Hiding digital tools and telling people to ignore the way the world works is a poor way to run an educational system, unless your goal is to produce ignorant consumers.  Instead of running away from the digital revolution that is driving innovation and increasingly managing the infrastructure around us, we should be teaching self regulation of personal technology and comprehension of how it all works in order to generate a genuine understanding the world we're creating.  Teaching effective digital fluency means we're less likely to be taken by the consumerist wolves and are able to effectively use digital tools rather than being used by them.

I'm all for being challenged in my thinking and often go out of my way to try on difficult ideas just to see how they fit.  I've weathered Nick Carr's The Shallows and watched society wobbling under the weight of the robber barons of the attention economy.  Now I've attended an educational technology conference that began and ended with an ignorant and frankly dangerous dismissal of digital technology as a toy for idiots that should just be taken away.  Meanwhile digital infrastructure made that very event happen.  It fed the people who attended it and provided them with the resources they needed to travel to it, yet it isn't worthy of teaching in our schools?  And teaching it is precisely the problem.  We pick up edtech and apply it without teaching it to staff or students, and now we're shocked that it isn't working well?  Sometimes I wonder how educationally aware our education system is.

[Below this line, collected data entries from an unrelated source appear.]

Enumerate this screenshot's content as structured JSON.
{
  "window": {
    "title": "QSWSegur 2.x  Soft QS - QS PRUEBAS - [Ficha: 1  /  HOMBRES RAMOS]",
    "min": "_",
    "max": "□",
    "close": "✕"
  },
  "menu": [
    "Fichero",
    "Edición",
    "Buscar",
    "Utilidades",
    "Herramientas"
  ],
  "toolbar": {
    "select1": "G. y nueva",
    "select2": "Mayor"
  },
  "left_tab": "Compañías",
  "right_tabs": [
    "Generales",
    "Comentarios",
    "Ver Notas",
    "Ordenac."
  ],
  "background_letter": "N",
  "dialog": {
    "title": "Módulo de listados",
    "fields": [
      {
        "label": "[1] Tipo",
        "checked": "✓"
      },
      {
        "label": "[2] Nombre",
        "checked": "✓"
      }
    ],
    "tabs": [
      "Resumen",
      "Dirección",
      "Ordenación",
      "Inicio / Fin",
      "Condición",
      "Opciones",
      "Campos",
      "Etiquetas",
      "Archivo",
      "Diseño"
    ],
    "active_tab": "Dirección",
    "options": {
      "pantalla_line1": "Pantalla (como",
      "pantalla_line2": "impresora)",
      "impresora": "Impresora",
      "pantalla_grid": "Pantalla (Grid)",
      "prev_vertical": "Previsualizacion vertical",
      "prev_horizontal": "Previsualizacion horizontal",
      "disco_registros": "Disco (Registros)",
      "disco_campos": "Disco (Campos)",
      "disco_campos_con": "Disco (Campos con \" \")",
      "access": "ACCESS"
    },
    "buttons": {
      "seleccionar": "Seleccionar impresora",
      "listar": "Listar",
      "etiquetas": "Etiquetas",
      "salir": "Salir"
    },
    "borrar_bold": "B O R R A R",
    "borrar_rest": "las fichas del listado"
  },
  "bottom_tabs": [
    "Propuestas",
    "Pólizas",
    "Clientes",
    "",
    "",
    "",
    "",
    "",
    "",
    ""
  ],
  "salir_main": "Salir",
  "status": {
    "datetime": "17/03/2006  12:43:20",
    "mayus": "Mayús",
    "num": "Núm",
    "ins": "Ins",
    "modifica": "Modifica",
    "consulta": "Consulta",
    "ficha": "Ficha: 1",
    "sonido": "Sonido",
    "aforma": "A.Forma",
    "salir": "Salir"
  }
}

I've been banging my head against this call for technology fluency for so long that I can't help but feel like this dismissal of technology both by participants and the conference itself in that closing keynote is a betrayal of what I thought were shared values.

I first attended ECOO in 2010.  I joined Twitter, began meeting other technology interested teachers, started blogging and became part of a vibrant online PLN as a result of attendingOver the years ECOO has given me ideas and offered me a platform to present my own.  What I'd always hoped was an evolution towards greater understanding of the digital revolution we are all living through has faltered now.  We don't want to learn how the world we've built works.  Pro-edtech educators want to keep the curtain firmly in place and leave the understanding and management of technology to others while the increasingly noisy anti-tech crowd are advocating receding from it entirely.  Our only contact with digital technology is through the lens of vapid consumerism and the only response we can have to that other than participating is to run and hide.

I'm frustrated, tired and losing hope in our ability to manage an understanding of the digital revolution that surrounds us.  Education seems particularly incapable of seeing their way out of this digital hole we've dug for ourselves.  The answer has always been to teach technological fluency, but ironically, I'm finding it harder and harder to find an educator who wants to.